Anchoring Bias
People rely heavily on the first piece of information (the “anchor”), even if it’s irrelevant.

Anchoring Bias
During an online shopping spree, Priya was browsing for a new laptop. She had been eyeing a high-end model for weeks, knowing it was pricey but worth the investment for her work. As she scrolled, her eyes landed on a flashy deal—an “Exclusive Offer” for a model she had considered, priced at Rs. 80,000, marked down from Rs. 1,10,000.
Excited about the apparent discount, Priya immediately began comparing it to the laptops she had already seen, feeling this was a rare opportunity to save. The Rs. 80,000 price tag felt like a good deal, even though it was still above her initial budget. Priya convinced herself that the discount justified the splurge—after all, she was saving Rs. 30,000. The deal seemed too good to pass up, and within minutes, she clicked the “Buy Now” button.

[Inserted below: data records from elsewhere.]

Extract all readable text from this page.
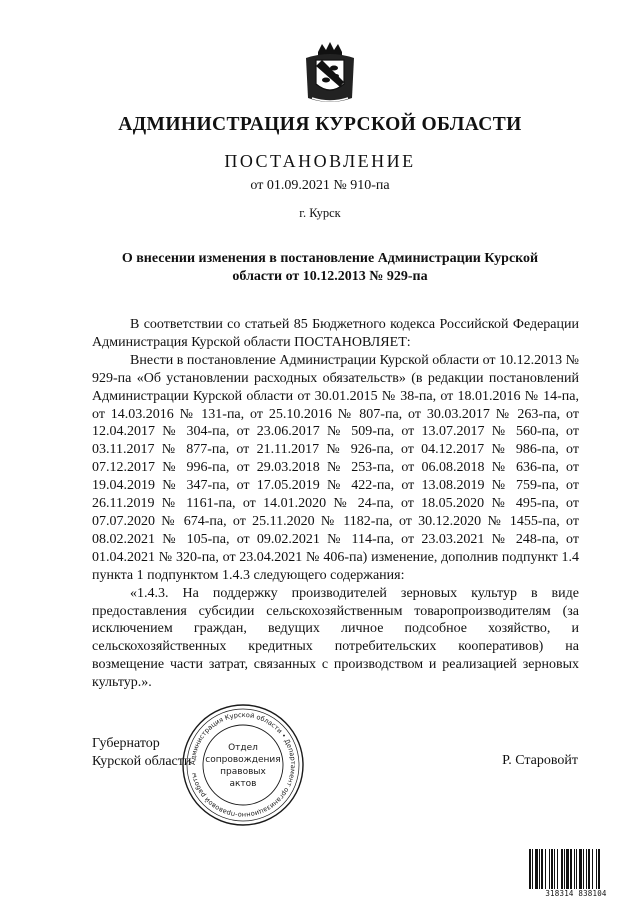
АДМИНИСТРАЦИЯ КУРСКОЙ ОБЛАСТИ
ПОСТАНОВЛЕНИЕ
от 01.09.2021 № 910-па
г. Курск
О внесении изменения в постановление Администрации Курской
области от 10.12.2013 № 929-па

В соответствии со статьей 85 Бюджетного кодекса Российской Федерации Администрация Курской области ПОСТАНОВЛЯЕТ:

Внести в постановление Администрации Курской области от 10.12.2013 № 929-па «Об установлении расходных обязательств» (в редакции постановлений Администрации Курской области от 30.01.2015 № 38-па, от 18.01.2016 № 14-па, от 14.03.2016 № 131-па, от 25.10.2016 № 807-па, от 30.03.2017 № 263-па, от 12.04.2017 № 304-па, от 23.06.2017 № 509-па, от 13.07.2017 № 560-па, от 03.11.2017 № 877-па, от 21.11.2017 № 926-па, от 04.12.2017 № 986-па, от 07.12.2017 № 996-па, от 29.03.2018 № 253-па, от 06.08.2018 № 636-па, от 19.04.2019 № 347-па, от 17.05.2019 № 422-па, от 13.08.2019 № 759-па, от 26.11.2019 № 1161-па, от 14.01.2020 № 24-па, от 18.05.2020 № 495-па, от 07.07.2020 № 674-па, от 25.11.2020 № 1182-па, от 30.12.2020 № 1455-па, от 08.02.2021 № 105-па, от 09.02.2021 № 114-па, от 23.03.2021 № 248-па, от 01.04.2021 № 320-па, от 23.04.2021 № 406-па) изменение, дополнив подпункт 1.4 пункта 1 подпунктом 1.4.3 следующего содержания:

«1.4.3. На поддержку производителей зерновых культур в виде предоставления субсидии сельскохозяйственным товаропроизводителям (за исключением граждан, ведущих личное подсобное хозяйство, и сельскохозяйственных кредитных потребительских кооперативов) на возмещение части затрат, связанных с производством и реализацией зерновых культур.».

Губернатор
Курской области	Р. Старовойт
Администрация Курской области • Департамент организационно-правовой работы
Отдел
сопровождения
правовых
актов
318314 838104
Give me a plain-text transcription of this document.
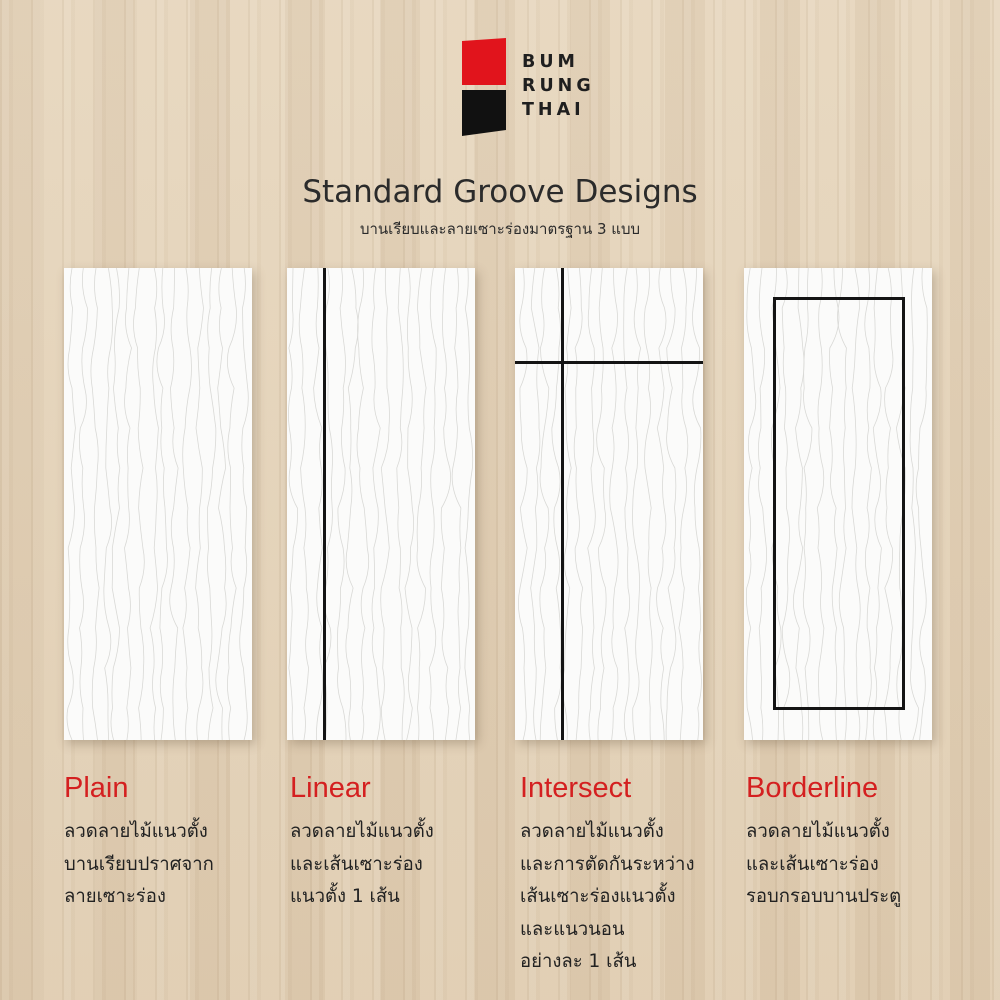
BUM
RUNG
THAI
Standard Groove Designs
บานเรียบและลายเซาะร่องมาตรฐาน 3 แบบ
Plain	Linear	Intersect	Borderline
ลวดลายไม้แนวตั้ง
บานเรียบปราศจาก
ลายเซาะร่อง
ลวดลายไม้แนวตั้ง
และเส้นเซาะร่อง
แนวตั้ง 1 เส้น
ลวดลายไม้แนวตั้ง
และการตัดกันระหว่าง
เส้นเซาะร่องแนวตั้ง
และแนวนอน
อย่างละ 1 เส้น
ลวดลายไม้แนวตั้ง
และเส้นเซาะร่อง
รอบกรอบบานประตู
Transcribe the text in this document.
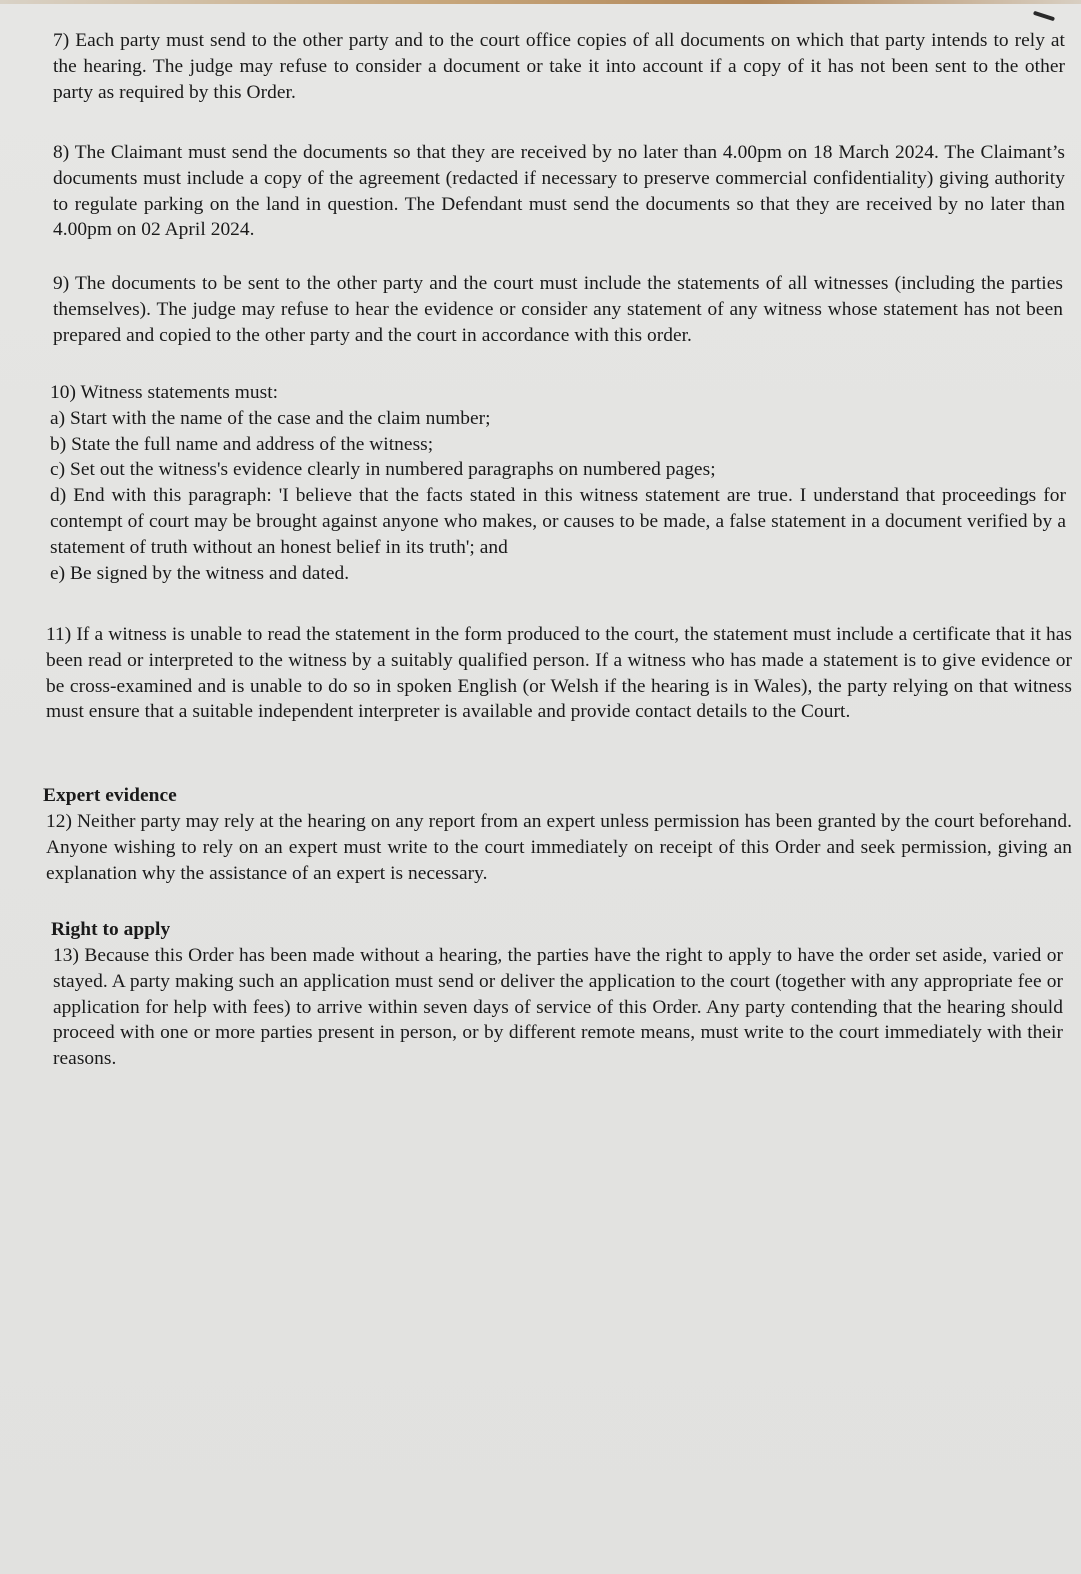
7) Each party must send to the other party and to the court office copies of all documents on which that party intends to rely at the hearing. The judge may refuse to consider a document or take it into account if a copy of it has not been sent to the other party as required by this Order.

8) The Claimant must send the documents so that they are received by no later than 4.00pm on 18 March 2024. The Claimant’s documents must include a copy of the agreement (redacted if necessary to preserve commercial confidentiality) giving authority to regulate parking on the land in question. The Defendant must send the documents so that they are received by no later than 4.00pm on 02 April 2024.

9) The documents to be sent to the other party and the court must include the statements of all witnesses (including the parties themselves). The judge may refuse to hear the evidence or consider any statement of any witness whose statement has not been prepared and copied to the other party and the court in accordance with this order.

10) Witness statements must:
a) Start with the name of the case and the claim number;
b) State the full name and address of the witness;
c) Set out the witness's evidence clearly in numbered paragraphs on numbered pages;
d) End with this paragraph: 'I believe that the facts stated in this witness statement are true. I understand that proceedings for contempt of court may be brought against anyone who makes, or causes to be made, a false statement in a document verified by a statement of truth without an honest belief in its truth'; and
e) Be signed by the witness and dated.

11) If a witness is unable to read the statement in the form produced to the court, the statement must include a certificate that it has been read or interpreted to the witness by a suitably qualified person. If a witness who has made a statement is to give evidence or be cross-examined and is unable to do so in spoken English (or Welsh if the hearing is in Wales), the party relying on that witness must ensure that a suitable independent interpreter is available and provide contact details to the Court.

Expert evidence

12) Neither party may rely at the hearing on any report from an expert unless permission has been granted by the court beforehand. Anyone wishing to rely on an expert must write to the court immediately on receipt of this Order and seek permission, giving an explanation why the assistance of an expert is necessary.

Right to apply

13) Because this Order has been made without a hearing, the parties have the right to apply to have the order set aside, varied or stayed. A party making such an application must send or deliver the application to the court (together with any appropriate fee or application for help with fees) to arrive within seven days of service of this Order. Any party contending that the hearing should proceed with one or more parties present in person, or by different remote means, must write to the court immediately with their reasons.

However, the moment Priya received the laptop and started using it, she couldn’t help but notice that the features weren’t as exceptional as she had hoped. In fact, she realized she had overpaid compared to other laptops in the market with similar specs, which were priced around Rs. 70,000.
This is an example of anchoring bias. The initial price of Rs. 1,10,000 anchored Priya’s perception of the laptop’s value, making the Rs. 80,000 price seem like an excellent deal. Even though other options were more cost-effective, the first piece of information—the original high price—skewed her judgment and led her to make an overvalued purchase. The bias of relying on that first impression distorted her decision-making.